Sweden, well known for its many talented metal and progressive rock bands, is a musical hotbed like no other. So maybe we shouldn't be surprised with the first full length album from The Brimstone Days entitled On A Monday Too Early To Tell. This is not metal or prog but good old fashioned retro flavoured rock 'n' roll.

The trio's beginnings can be traced back a few years to a blues rock band called The Blue Windmills with Hakan Lanz (vocals, guitar) and John Malmqvist (drums). The band added Elias Dellow on bass, changed their name and released the EP Flowers and Rainbows. Soon after Dellow left and has since been replaced with bassist Hampus Hallgard. This leads us to their brand new release.

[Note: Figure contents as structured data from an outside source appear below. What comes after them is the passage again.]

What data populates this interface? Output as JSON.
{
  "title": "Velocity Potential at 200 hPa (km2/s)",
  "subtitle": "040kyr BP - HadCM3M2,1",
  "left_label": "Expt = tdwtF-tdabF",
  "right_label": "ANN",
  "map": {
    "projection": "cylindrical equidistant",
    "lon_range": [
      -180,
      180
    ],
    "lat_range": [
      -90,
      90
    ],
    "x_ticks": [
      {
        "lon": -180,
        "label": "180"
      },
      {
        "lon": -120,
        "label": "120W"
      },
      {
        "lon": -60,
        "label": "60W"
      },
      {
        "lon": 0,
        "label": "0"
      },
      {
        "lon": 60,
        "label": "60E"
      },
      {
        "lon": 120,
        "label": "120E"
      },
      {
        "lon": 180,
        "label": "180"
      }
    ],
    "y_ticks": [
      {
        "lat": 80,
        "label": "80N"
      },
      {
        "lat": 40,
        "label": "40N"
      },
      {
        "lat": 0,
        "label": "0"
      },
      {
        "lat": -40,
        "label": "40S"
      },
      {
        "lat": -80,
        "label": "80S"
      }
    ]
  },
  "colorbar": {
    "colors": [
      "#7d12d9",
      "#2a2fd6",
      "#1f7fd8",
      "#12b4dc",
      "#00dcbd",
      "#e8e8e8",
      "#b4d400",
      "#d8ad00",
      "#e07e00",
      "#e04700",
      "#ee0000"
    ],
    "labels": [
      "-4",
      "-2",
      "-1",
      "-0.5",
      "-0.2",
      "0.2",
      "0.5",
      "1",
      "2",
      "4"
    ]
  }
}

The retro grooves start early and often with the catchy "I Need Soul" and continue throughout the album's fourteen tracks. "What Do You Want" continues in the same vein as does the Hendrix inspired heavy rock of "Confession". The band does change the pace with the slower blues soaked "Helping Hand" or for more feel good catchiness check out the fiery blues rock riffs of "Give Me A Reason" and "Captain Tom" with the former subtly reminding me Skynyrd's "That Smell". Another plus are the vocals of Hakan Lanz as his rich gravelly tone gives these songs plenty of emotion.

Although the album starts to sound a little samey after a couple of spins there is no denying what this band is all about and I think they accomplished exactly what they set out to do. If the hard rock sounds of seminal bands like Free and Cream float your boat, On A Monday Too Early To Tell might just bring back some pleasant memories.